Mais, où se manifeste mieux l’importance prise par Pascal, c’est dans ce fait que le xviiie siècle, de Bayle à Condorcet, lui a voué une particulière hostilité : les Pensées, à leur apparition, avaient été combattues. Dès 1671, l’abbé de Villars, loc. cit., leur reprochait de livrer sans défense la religion au doute et à la négation en remplaçant ses preuves traditionnelles par d’invraisemblables considérations sur l’homme dans la nature et sur son impuissance morale en dehors de Jésus-Christ ou par des arguments comme le pari. Cf. Bremond, Pascal, l’abbé de Villars et la réfutation des Pensées, dans le Correspondant, 10 septembre 1921. p. 904-913. Mais cette réfutation était restée sans effet. Cf. Sainte-Beuve, loc. cit., p. 395, n. 1. Pour la même raison, un jésuite « un peu piqué », dit Sainte-Beuve. ibid., et n. 2, le rangera dans son livre des Athées dévoilés, publié après sa mort dans ses Opéra varia. 1734. Mais le P. Hardouin, dont les vues théologiques étaient sujettes à caution, ne compta guère.

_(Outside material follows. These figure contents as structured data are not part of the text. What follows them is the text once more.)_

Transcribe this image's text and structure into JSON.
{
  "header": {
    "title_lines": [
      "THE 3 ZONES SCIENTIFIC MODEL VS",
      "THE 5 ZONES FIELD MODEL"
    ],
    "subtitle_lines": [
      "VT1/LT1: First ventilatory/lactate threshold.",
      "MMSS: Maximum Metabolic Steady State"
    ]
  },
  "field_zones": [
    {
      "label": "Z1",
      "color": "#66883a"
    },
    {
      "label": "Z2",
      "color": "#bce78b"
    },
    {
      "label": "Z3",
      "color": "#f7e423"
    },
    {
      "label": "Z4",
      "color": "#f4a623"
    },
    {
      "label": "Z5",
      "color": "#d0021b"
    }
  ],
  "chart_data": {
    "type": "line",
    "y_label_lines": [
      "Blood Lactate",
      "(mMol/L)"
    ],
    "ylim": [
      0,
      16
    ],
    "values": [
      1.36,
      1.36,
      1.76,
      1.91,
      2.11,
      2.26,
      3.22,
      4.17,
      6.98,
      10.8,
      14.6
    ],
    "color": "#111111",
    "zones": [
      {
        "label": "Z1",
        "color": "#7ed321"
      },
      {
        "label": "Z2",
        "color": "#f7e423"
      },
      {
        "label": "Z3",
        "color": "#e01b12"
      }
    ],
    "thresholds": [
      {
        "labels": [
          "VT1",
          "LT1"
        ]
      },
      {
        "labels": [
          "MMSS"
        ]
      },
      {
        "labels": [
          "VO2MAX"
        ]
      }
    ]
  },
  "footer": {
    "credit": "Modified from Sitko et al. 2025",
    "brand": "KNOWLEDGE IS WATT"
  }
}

Bayle commence l’attaque. Son article sur Pascal, dans son Dictionnaire, est bâti sur le modèle de plusieurs : éloges de Pascal rapidement exposés et critiques, celle de l’abbé de "Villars par exemple, longuement développées. Faut-il faire dater de ce même moment les Réflexions sur l’argument de M. Pascal et de M. Locke concernant la possibilité d’une autre vie à venir, par M. de Fonlenelle, Œuvres de Fontenelle, éd. de 1818, t. ii, p. 617 sq., que publie Condorcet dans son édition des Pensées. Voir col. 2184. V. Giraud se demande si ces Réflexions ne seraient pas de Voltaire. Loc. cit., p. 221, n. 1.

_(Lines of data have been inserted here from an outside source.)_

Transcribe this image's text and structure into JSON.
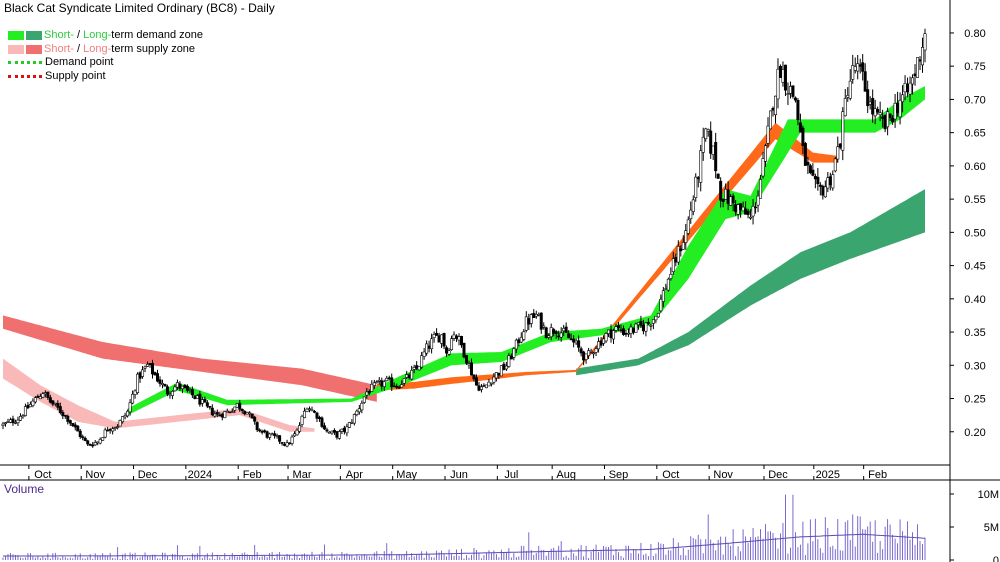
{
  "title": "Black Cat Syndicate Limited Ordinary (BC8) - Daily",
  "legend": {
    "demand_zone": {
      "short": "Short-",
      "sep": " / ",
      "long": "Long-",
      "rest": "term demand zone"
    },
    "supply_zone": {
      "short": "Short-",
      "sep": " / ",
      "long": "Long-",
      "rest": "term supply zone"
    },
    "demand_point": "Demand point",
    "supply_point": "Supply point"
  },
  "colors": {
    "short_demand": "#22ee22",
    "long_demand": "#3aa56f",
    "short_supply": "#f9b9b9",
    "long_supply": "#f07070",
    "short_supply_band": "#ff6a1a",
    "demand_point": "#22cc22",
    "supply_point": "#dd1111",
    "volume_bar": "#6a5acd",
    "volume_avg": "#5a4ab0",
    "volume_title": "#4b2a8a"
  },
  "volume_panel": {
    "title": "Volume"
  },
  "chart_data": {
    "type": "candlestick",
    "title": "Black Cat Syndicate Limited Ordinary (BC8) - Daily",
    "price_axis": {
      "ticks": [
        "0.80",
        "0.75",
        "0.70",
        "0.65",
        "0.60",
        "0.55",
        "0.50",
        "0.45",
        "0.40",
        "0.35",
        "0.30",
        "0.25",
        "0.20"
      ],
      "range": [
        0.15,
        0.83
      ]
    },
    "volume_axis": {
      "ticks": [
        "10M",
        "5M",
        "0"
      ],
      "range": [
        0,
        10000000
      ]
    },
    "x_ticks": [
      "Oct",
      "Nov",
      "Dec",
      "2024",
      "Feb",
      "Mar",
      "Apr",
      "May",
      "Jun",
      "Jul",
      "Aug",
      "Sep",
      "Oct",
      "Nov",
      "Dec",
      "2025",
      "Feb"
    ],
    "close_path": [
      [
        0,
        0.21
      ],
      [
        6,
        0.22
      ],
      [
        12,
        0.245
      ],
      [
        16,
        0.26
      ],
      [
        19,
        0.245
      ],
      [
        22,
        0.235
      ],
      [
        26,
        0.22
      ],
      [
        30,
        0.2
      ],
      [
        34,
        0.18
      ],
      [
        38,
        0.185
      ],
      [
        42,
        0.205
      ],
      [
        46,
        0.21
      ],
      [
        50,
        0.23
      ],
      [
        54,
        0.28
      ],
      [
        58,
        0.3
      ],
      [
        62,
        0.28
      ],
      [
        66,
        0.26
      ],
      [
        70,
        0.27
      ],
      [
        74,
        0.26
      ],
      [
        78,
        0.25
      ],
      [
        82,
        0.235
      ],
      [
        86,
        0.225
      ],
      [
        90,
        0.23
      ],
      [
        94,
        0.24
      ],
      [
        98,
        0.23
      ],
      [
        102,
        0.205
      ],
      [
        106,
        0.195
      ],
      [
        110,
        0.19
      ],
      [
        114,
        0.18
      ],
      [
        118,
        0.2
      ],
      [
        122,
        0.24
      ],
      [
        126,
        0.225
      ],
      [
        130,
        0.2
      ],
      [
        134,
        0.195
      ],
      [
        138,
        0.205
      ],
      [
        142,
        0.23
      ],
      [
        146,
        0.26
      ],
      [
        150,
        0.27
      ],
      [
        154,
        0.275
      ],
      [
        158,
        0.27
      ],
      [
        162,
        0.28
      ],
      [
        166,
        0.295
      ],
      [
        170,
        0.325
      ],
      [
        173,
        0.34
      ],
      [
        176,
        0.345
      ],
      [
        178,
        0.32
      ],
      [
        181,
        0.35
      ],
      [
        184,
        0.33
      ],
      [
        187,
        0.3
      ],
      [
        190,
        0.27
      ],
      [
        193,
        0.265
      ],
      [
        196,
        0.28
      ],
      [
        199,
        0.29
      ],
      [
        202,
        0.3
      ],
      [
        206,
        0.33
      ],
      [
        210,
        0.365
      ],
      [
        214,
        0.375
      ],
      [
        218,
        0.35
      ],
      [
        222,
        0.355
      ],
      [
        226,
        0.345
      ],
      [
        230,
        0.33
      ],
      [
        234,
        0.31
      ],
      [
        238,
        0.33
      ],
      [
        242,
        0.345
      ],
      [
        246,
        0.355
      ],
      [
        250,
        0.35
      ],
      [
        254,
        0.355
      ],
      [
        258,
        0.36
      ],
      [
        262,
        0.375
      ],
      [
        266,
        0.42
      ],
      [
        270,
        0.46
      ],
      [
        274,
        0.5
      ],
      [
        278,
        0.57
      ],
      [
        282,
        0.65
      ],
      [
        285,
        0.62
      ],
      [
        288,
        0.56
      ],
      [
        291,
        0.55
      ],
      [
        294,
        0.54
      ],
      [
        297,
        0.53
      ],
      [
        300,
        0.52
      ],
      [
        303,
        0.56
      ],
      [
        306,
        0.62
      ],
      [
        309,
        0.7
      ],
      [
        312,
        0.75
      ],
      [
        315,
        0.72
      ],
      [
        318,
        0.7
      ],
      [
        321,
        0.62
      ],
      [
        324,
        0.58
      ],
      [
        327,
        0.56
      ],
      [
        330,
        0.57
      ],
      [
        333,
        0.59
      ],
      [
        336,
        0.64
      ],
      [
        339,
        0.72
      ],
      [
        342,
        0.75
      ],
      [
        345,
        0.73
      ],
      [
        348,
        0.69
      ],
      [
        351,
        0.67
      ],
      [
        354,
        0.66
      ],
      [
        357,
        0.68
      ],
      [
        360,
        0.7
      ],
      [
        363,
        0.71
      ],
      [
        366,
        0.74
      ],
      [
        368,
        0.77
      ],
      [
        370,
        0.8
      ]
    ],
    "short_demand_zone_path": [
      [
        50,
        0.225,
        0.235
      ],
      [
        70,
        0.262,
        0.274
      ],
      [
        90,
        0.24,
        0.248
      ],
      [
        140,
        0.245,
        0.25
      ],
      [
        160,
        0.27,
        0.285
      ],
      [
        180,
        0.3,
        0.318
      ],
      [
        200,
        0.305,
        0.32
      ],
      [
        220,
        0.335,
        0.35
      ],
      [
        240,
        0.345,
        0.355
      ],
      [
        260,
        0.36,
        0.375
      ],
      [
        275,
        0.43,
        0.48
      ],
      [
        290,
        0.52,
        0.565
      ],
      [
        300,
        0.53,
        0.555
      ],
      [
        315,
        0.62,
        0.67
      ],
      [
        320,
        0.65,
        0.67
      ],
      [
        350,
        0.65,
        0.67
      ],
      [
        360,
        0.67,
        0.7
      ],
      [
        370,
        0.7,
        0.72
      ]
    ],
    "long_demand_zone_path": [
      [
        230,
        0.285,
        0.295
      ],
      [
        255,
        0.3,
        0.31
      ],
      [
        275,
        0.33,
        0.35
      ],
      [
        300,
        0.39,
        0.42
      ],
      [
        320,
        0.43,
        0.47
      ],
      [
        340,
        0.46,
        0.5
      ],
      [
        370,
        0.5,
        0.565
      ]
    ],
    "long_supply_zone_path": [
      [
        0,
        0.375,
        0.355
      ],
      [
        40,
        0.335,
        0.31
      ],
      [
        80,
        0.31,
        0.29
      ],
      [
        120,
        0.295,
        0.27
      ],
      [
        150,
        0.27,
        0.245
      ]
    ],
    "short_supply_zone_path": [
      [
        0,
        0.31,
        0.28
      ],
      [
        15,
        0.27,
        0.245
      ],
      [
        30,
        0.24,
        0.215
      ],
      [
        45,
        0.215,
        0.205
      ],
      [
        95,
        0.235,
        0.225
      ],
      [
        115,
        0.21,
        0.2
      ],
      [
        125,
        0.205,
        0.2
      ]
    ],
    "short_supply_band_path": [
      [
        150,
        0.272,
        0.262
      ],
      [
        165,
        0.275,
        0.265
      ],
      [
        180,
        0.282,
        0.272
      ],
      [
        195,
        0.286,
        0.278
      ],
      [
        210,
        0.29,
        0.285
      ],
      [
        230,
        0.293,
        0.29
      ],
      [
        310,
        0.665,
        0.64
      ],
      [
        325,
        0.62,
        0.605
      ],
      [
        335,
        0.615,
        0.605
      ]
    ],
    "volume_avg_path": [
      [
        0,
        600000
      ],
      [
        80,
        650000
      ],
      [
        160,
        800000
      ],
      [
        220,
        1300000
      ],
      [
        260,
        1600000
      ],
      [
        290,
        2500000
      ],
      [
        320,
        3500000
      ],
      [
        345,
        3900000
      ],
      [
        370,
        3300000
      ]
    ],
    "n_bars": 371
  }
}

Voltaire est, en effet, le grand adversaire de Pascal au xviiie siècle. « Il va droit à Pascal, dit Sainte-Beuve, loc. cit., p. 398, comme à celui qui représente le mieux le christianisme. » Sa carrière philosophique, et cela est significatif, fait également remarquer V. Giraud, loc. cit., p. 222, s’encadre entre deux séries de Remarques sur Pascal. Centre Pascal, Voltaire s’y prend de deux manières : il fait des Pensées le rêve d’un malade, d’un halluciné, d’un fou et il conteste à la fois le but que se propose Pascal : démontrer que la foi se justifie et que le croyant a ses raisons de croire, et il s’efforce de démolir ces raisons. C’est à cette dernière tâche qu’il consacre ses efforts. Cf. Mauriac, Voltaire contre Pascal, Paris, 1929.

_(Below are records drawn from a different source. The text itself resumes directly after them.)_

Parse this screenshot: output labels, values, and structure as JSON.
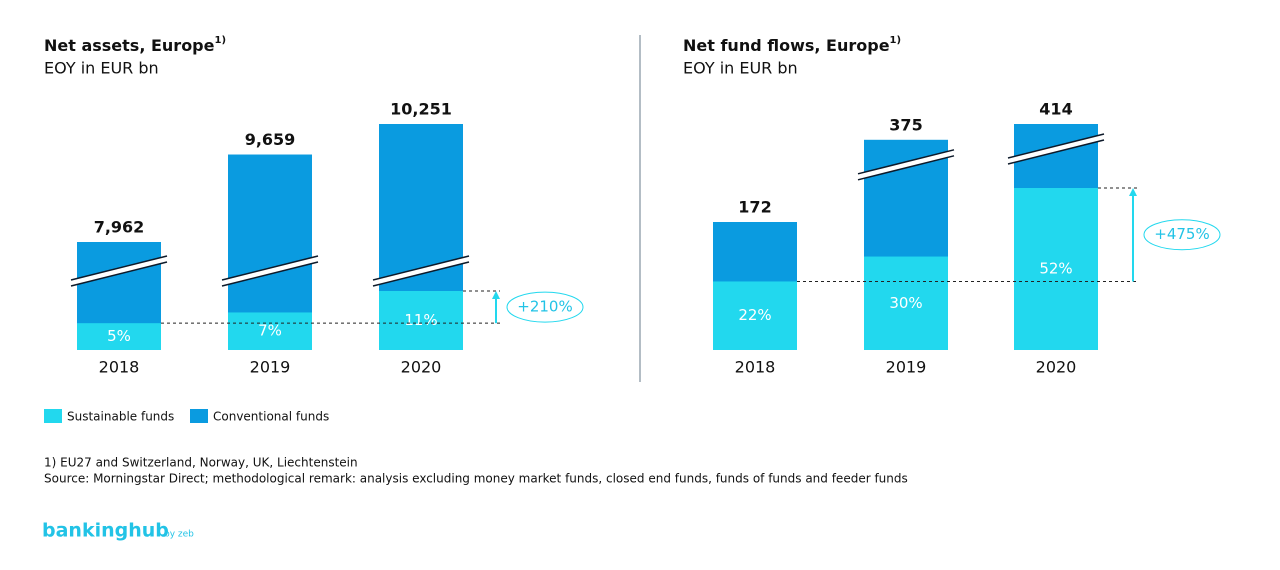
{
  "chart_data": [
    {
      "type": "bar",
      "title": "Net assets, Europe",
      "title_note": "1)",
      "subtitle": "EOY in EUR bn",
      "categories": [
        "2018",
        "2019",
        "2020"
      ],
      "series": [
        {
          "name": "Sustainable funds",
          "color": "#22d8ee",
          "values": [
            5,
            7,
            11
          ],
          "value_labels": [
            "5%",
            "7%",
            "11%"
          ]
        }
      ],
      "totals": {
        "name": "Conventional funds",
        "color": "#0a9be0",
        "values": [
          7962,
          9659,
          10251
        ],
        "value_labels": [
          "7,962",
          "9,659",
          "10,251"
        ]
      },
      "annotation": "+210%"
    },
    {
      "type": "bar",
      "title": "Net fund flows, Europe",
      "title_note": "1)",
      "subtitle": "EOY in EUR bn",
      "categories": [
        "2018",
        "2019",
        "2020"
      ],
      "series": [
        {
          "name": "Sustainable funds",
          "color": "#22d8ee",
          "values": [
            22,
            30,
            52
          ],
          "value_labels": [
            "22%",
            "30%",
            "52%"
          ]
        }
      ],
      "totals": {
        "name": "Conventional funds",
        "color": "#0a9be0",
        "values": [
          172,
          375,
          414
        ],
        "value_labels": [
          "172",
          "375",
          "414"
        ]
      },
      "annotation": "+475%"
    }
  ],
  "footnotes": [
    "1) EU27 and Switzerland, Norway, UK, Liechtenstein",
    "Source: Morningstar Direct; methodological remark: analysis excluding money market funds, closed end funds, funds of funds and feeder funds"
  ],
  "logo": {
    "name": "bankinghub",
    "tag": "by zeb"
  }
}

Dans sa Traduction d’une lettre de milord Bolingbroke à milord Cornsbury, Œuvres, t. xxvi, p. 302, il accuse Pascal d’incompétence parce qu’ignorant, avant de l’accuser de folie : « Pascal était assez éloquent et était surtout un bon plaisant… Sa mauvaise santé le rendit bientôt incapable de faire des études suivies. Il était extrêmement ignorant sur l’histoire des premiers siècles de l’Église ainsi que sur presque toute autre histoire. Il n’avait jamais lu l’Ancien Testament tout entier. Si donc le livre qu’il méditait eût été composé avec de pareils matériaux, il n’eût été qu’un édifice monstrueux bâti sur du sable mouvant. » D’ailleurs, Pascal, s’il eût vécu « eût corrigé beaucoup de ses Pensées ».